ModuleNotFoundError: No module named 'flair'

# Integration & Future Work

We have started working with the Gemini AI model, which has shown promising results. It has been able to fully identify nuanced or context-dependent spatial terms. The model performs well out of the box, and we’re currently exploring how its capabilities can complement our custom NER system.


** Reference how to create and run the Gemini AI model from the LLM Documentation.

Replace the prompt with a new prompt specifying to extract specific types of spatial terms:

In [None]:
prompt = f"""
    Extract the following types of spatial (mappable) terms from the policy text:
    1. Place names (either general, like "downtown", or specific, like "Angwin").
    2. Land use or zoning classifications.
    3. Geographical features (e.g., creeks, mountains, rivers).
    4. Structures, including facilities, buildings, and infrastructure.
    5. Mappable units of measure (e.g., distances, areas such as acres, hectares, square miles, parcels, buffers).
    6. Geospatial terms (e.g., raster, point, polygon, line, or file types such as GeoJSON, .shp, etc.).
    The response should be a comma-separated list of these terms from the following policy text:\n\n{policy_text}
    """

### Future Steps

**Model Ensembling:** Combine the strengths of our custom NER and Gemini through ensembling techniques. This hybrid approach aims to boost accuracy and handle more complex or ambiguous spatial terms.
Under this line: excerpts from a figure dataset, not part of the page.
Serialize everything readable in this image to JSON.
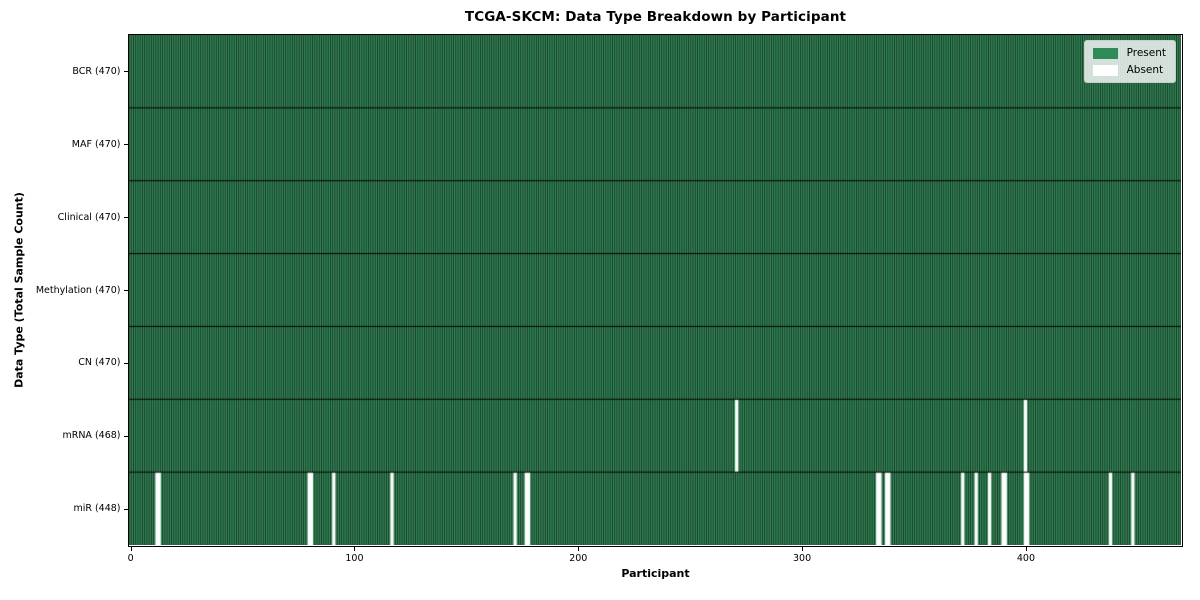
{
  "chart_data": {
    "type": "heatmap",
    "title": "TCGA-SKCM: Data Type Breakdown by Participant",
    "xlabel": "Participant",
    "ylabel": "Data Type (Total Sample Count)",
    "n_participants": 470,
    "x_ticks": [
      0,
      100,
      200,
      300,
      400
    ],
    "legend_position": "upper right",
    "grid": false,
    "legend": [
      {
        "label": "Present",
        "color": "#2e8b57"
      },
      {
        "label": "Absent",
        "color": "#ffffff"
      }
    ],
    "rows": [
      {
        "label": "BCR (470)",
        "total": 470,
        "absent_participants": []
      },
      {
        "label": "MAF (470)",
        "total": 470,
        "absent_participants": []
      },
      {
        "label": "Clinical (470)",
        "total": 470,
        "absent_participants": []
      },
      {
        "label": "Methylation (470)",
        "total": 470,
        "absent_participants": []
      },
      {
        "label": "CN (470)",
        "total": 470,
        "absent_participants": []
      },
      {
        "label": "mRNA (468)",
        "total": 468,
        "absent_participants": [
          271,
          400
        ]
      },
      {
        "label": "miR (448)",
        "total": 448,
        "absent_participants": [
          12,
          13,
          80,
          81,
          91,
          117,
          172,
          177,
          178,
          334,
          335,
          338,
          339,
          372,
          378,
          384,
          390,
          391,
          400,
          401,
          438,
          448
        ]
      }
    ],
    "colors": {
      "present_fill": "#35905e",
      "present_legend": "#2e8b57",
      "bar_edge": "#152a1c",
      "absent": "#ffffff",
      "row_divider": "#000000",
      "axis": "#000000"
    }
  }
}
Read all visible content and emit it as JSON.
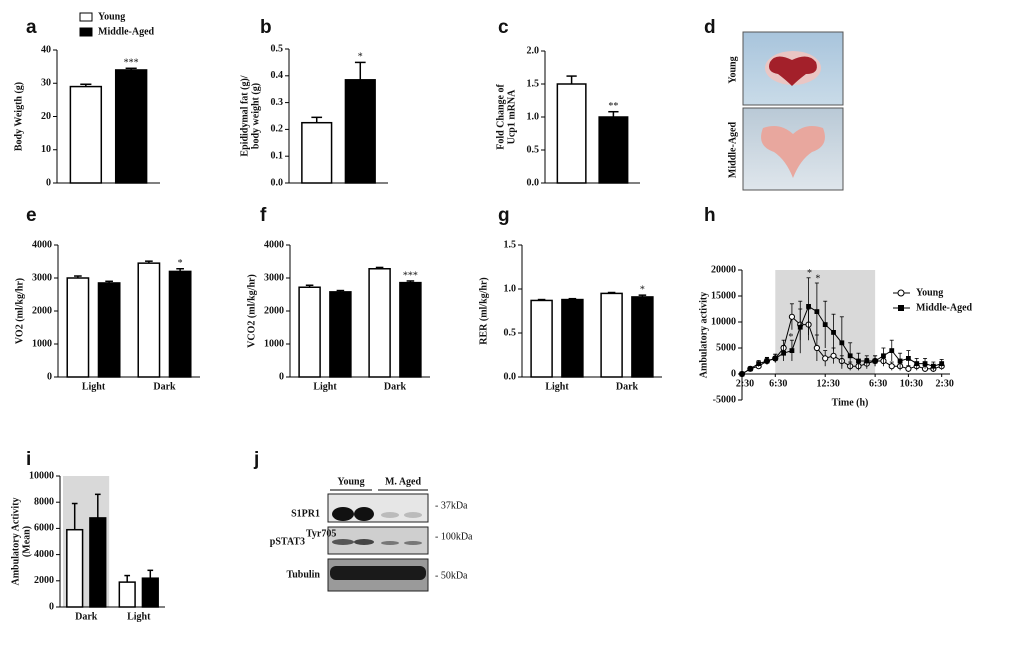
{
  "chart_data": [
    {
      "panel": "a",
      "type": "bar",
      "ylabel": "Body Weigth (g)",
      "ylim": [
        0,
        40
      ],
      "yticks": [
        0,
        10,
        20,
        30,
        40
      ],
      "series": [
        {
          "name": "Young",
          "color": "#ffffff",
          "values": [
            29
          ],
          "errors": [
            0.7
          ]
        },
        {
          "name": "Middle-Aged",
          "color": "#000000",
          "values": [
            34
          ],
          "errors": [
            0.5
          ]
        }
      ],
      "annotations": [
        {
          "text": "***",
          "series": 1,
          "index": 0
        }
      ],
      "legend": true
    },
    {
      "panel": "b",
      "type": "bar",
      "ylabel": [
        "Epididymal fat (g)/",
        "body weight (g)"
      ],
      "ylim": [
        0,
        0.5
      ],
      "yticks": [
        {
          "value": 0,
          "label": "0.0"
        },
        0.1,
        0.2,
        0.3,
        0.4,
        0.5
      ],
      "series": [
        {
          "color": "#ffffff",
          "values": [
            0.225
          ],
          "errors": [
            0.02
          ]
        },
        {
          "color": "#000000",
          "values": [
            0.385
          ],
          "errors": [
            0.065
          ]
        }
      ],
      "annotations": [
        {
          "text": "*",
          "series": 1,
          "index": 0
        }
      ]
    },
    {
      "panel": "c",
      "type": "bar",
      "ylabel": [
        "Fold Change of",
        "Ucp1 mRNA"
      ],
      "ylim": [
        0,
        2
      ],
      "yticks": [
        {
          "value": 0,
          "label": "0.0"
        },
        0.5,
        {
          "value": 1,
          "label": "1.0"
        },
        1.5,
        {
          "value": 2,
          "label": "2.0"
        }
      ],
      "series": [
        {
          "color": "#ffffff",
          "values": [
            1.5
          ],
          "errors": [
            0.12
          ]
        },
        {
          "color": "#000000",
          "values": [
            1.0
          ],
          "errors": [
            0.08
          ]
        }
      ],
      "annotations": [
        {
          "text": "**",
          "series": 1,
          "index": 0
        }
      ]
    },
    {
      "panel": "e",
      "type": "bar",
      "ylabel": "VO2 (ml/kg/hr)",
      "ylim": [
        0,
        4000
      ],
      "yticks": [
        0,
        1000,
        2000,
        3000,
        4000
      ],
      "categories": [
        "Light",
        "Dark"
      ],
      "series": [
        {
          "color": "#ffffff",
          "values": [
            3000,
            3450
          ],
          "errors": [
            60,
            60
          ]
        },
        {
          "color": "#000000",
          "values": [
            2850,
            3200
          ],
          "errors": [
            50,
            80
          ]
        }
      ],
      "annotations": [
        {
          "text": "*",
          "series": 1,
          "index": 1
        }
      ]
    },
    {
      "panel": "f",
      "type": "bar",
      "ylabel": "VCO2 (ml/kg/hr)",
      "ylim": [
        0,
        4000
      ],
      "yticks": [
        0,
        1000,
        2000,
        3000,
        4000
      ],
      "categories": [
        "Light",
        "Dark"
      ],
      "series": [
        {
          "color": "#ffffff",
          "values": [
            2720,
            3280
          ],
          "errors": [
            60,
            40
          ]
        },
        {
          "color": "#000000",
          "values": [
            2580,
            2860
          ],
          "errors": [
            40,
            50
          ]
        }
      ],
      "annotations": [
        {
          "text": "***",
          "series": 1,
          "index": 1
        }
      ]
    },
    {
      "panel": "g",
      "type": "bar",
      "ylabel": "RER (ml/kg/hr)",
      "ylim": [
        0,
        1.5
      ],
      "yticks": [
        {
          "value": 0,
          "label": "0.0"
        },
        0.5,
        {
          "value": 1,
          "label": "1.0"
        },
        1.5
      ],
      "categories": [
        "Light",
        "Dark"
      ],
      "series": [
        {
          "color": "#ffffff",
          "values": [
            0.87,
            0.95
          ],
          "errors": [
            0.01,
            0.01
          ]
        },
        {
          "color": "#000000",
          "values": [
            0.88,
            0.91
          ],
          "errors": [
            0.01,
            0.02
          ]
        }
      ],
      "annotations": [
        {
          "text": "*",
          "series": 1,
          "index": 1
        }
      ]
    },
    {
      "panel": "h",
      "type": "line",
      "ylabel": "Ambulatory activity",
      "xlabel": "Time (h)",
      "ylim": [
        -5000,
        20000
      ],
      "yticks": [
        -5000,
        0,
        5000,
        10000,
        15000,
        20000
      ],
      "xlim": [
        0,
        25
      ],
      "xticks": [
        {
          "value": 0,
          "label": "2:30"
        },
        {
          "value": 4,
          "label": "6:30"
        },
        {
          "value": 10,
          "label": "12:30"
        },
        {
          "value": 16,
          "label": "6:30"
        },
        {
          "value": 20,
          "label": "10:30"
        },
        {
          "value": 24,
          "label": "2:30"
        }
      ],
      "shaded_x": [
        4,
        16
      ],
      "x": [
        0,
        1,
        2,
        3,
        4,
        5,
        6,
        7,
        8,
        9,
        10,
        11,
        12,
        13,
        14,
        15,
        16,
        17,
        18,
        19,
        20,
        21,
        22,
        23,
        24
      ],
      "series": [
        {
          "name": "Young",
          "color": "#000000",
          "marker": "open-circle",
          "values": [
            0,
            1000,
            1500,
            2500,
            3000,
            5000,
            11000,
            9500,
            9500,
            5000,
            3000,
            3500,
            2500,
            1500,
            1500,
            2000,
            2500,
            2500,
            1500,
            1500,
            1000,
            1500,
            1000,
            1000,
            1500
          ],
          "errors": [
            0,
            300,
            500,
            600,
            800,
            1500,
            2500,
            3000,
            3000,
            2500,
            1500,
            1500,
            1000,
            800,
            800,
            1000,
            1000,
            1000,
            800,
            800,
            600,
            800,
            600,
            600,
            700
          ]
        },
        {
          "name": "Middle-Aged",
          "color": "#000000",
          "marker": "filled-square",
          "values": [
            0,
            1000,
            2000,
            2500,
            3000,
            4000,
            4500,
            9000,
            13000,
            12000,
            9500,
            8000,
            6000,
            3500,
            2500,
            2500,
            2500,
            3500,
            4500,
            2500,
            3000,
            2000,
            2000,
            1500,
            2000
          ],
          "errors": [
            0,
            400,
            600,
            700,
            800,
            1500,
            2000,
            5000,
            5500,
            5500,
            4500,
            3500,
            5000,
            2500,
            1500,
            1000,
            1000,
            1500,
            2000,
            1500,
            1500,
            1000,
            1000,
            800,
            800
          ]
        }
      ],
      "annotations": [
        {
          "text": "*",
          "series": 1,
          "index": 8
        },
        {
          "text": "*",
          "series": 1,
          "index": 9
        },
        {
          "text": "*",
          "series": 0,
          "index": 6
        }
      ],
      "legend": true
    },
    {
      "panel": "i",
      "type": "bar",
      "ylabel": [
        "Ambulatory Activity",
        "(Mean)"
      ],
      "ylim": [
        0,
        10000
      ],
      "yticks": [
        0,
        2000,
        4000,
        6000,
        8000,
        10000
      ],
      "categories": [
        "Dark",
        "Light"
      ],
      "shaded_groups": [
        0
      ],
      "series": [
        {
          "color": "#ffffff",
          "values": [
            5900,
            1900
          ],
          "errors": [
            2000,
            500
          ]
        },
        {
          "color": "#000000",
          "values": [
            6800,
            2200
          ],
          "errors": [
            1800,
            600
          ]
        }
      ]
    }
  ],
  "photo": {
    "panel": "d",
    "rows": [
      "Young",
      "Middle-Aged"
    ]
  },
  "blot": {
    "panel": "j",
    "groups": [
      "Young",
      "M. Aged"
    ],
    "rows": [
      "S1PR1",
      "pSTAT3",
      "Tubulin"
    ],
    "superscript": "Tyr705",
    "sizes": [
      "- 37kDa",
      "- 100kDa",
      "- 50kDa"
    ]
  }
}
**Expanded Entity Set & Dataset:** Continue expanding the entity taxonomy to cover additional planning domains, such as fire, land use, safety element, etc. At the same time, grow and diversify the labeled policy dataset by including the rest of the policies from other plans (maybe?).

**Text-to-GIS Mapping:** Develop a pipeline to connect extracted spatial entities directly to geographic features. This involves:
* Mapping NER outputs to GIS layers (e.g., zoning districts, land use boundaries)
* Implementing geocoding for named places and address-based entities
* Exploring spatial ontologies or standardized vocabularies to support reliable mapping.

Ultimately, the goal is to enable workflows that move from policy text → structured entities → mapped outputs, unlocking powerful new capabilities for planning and analysis.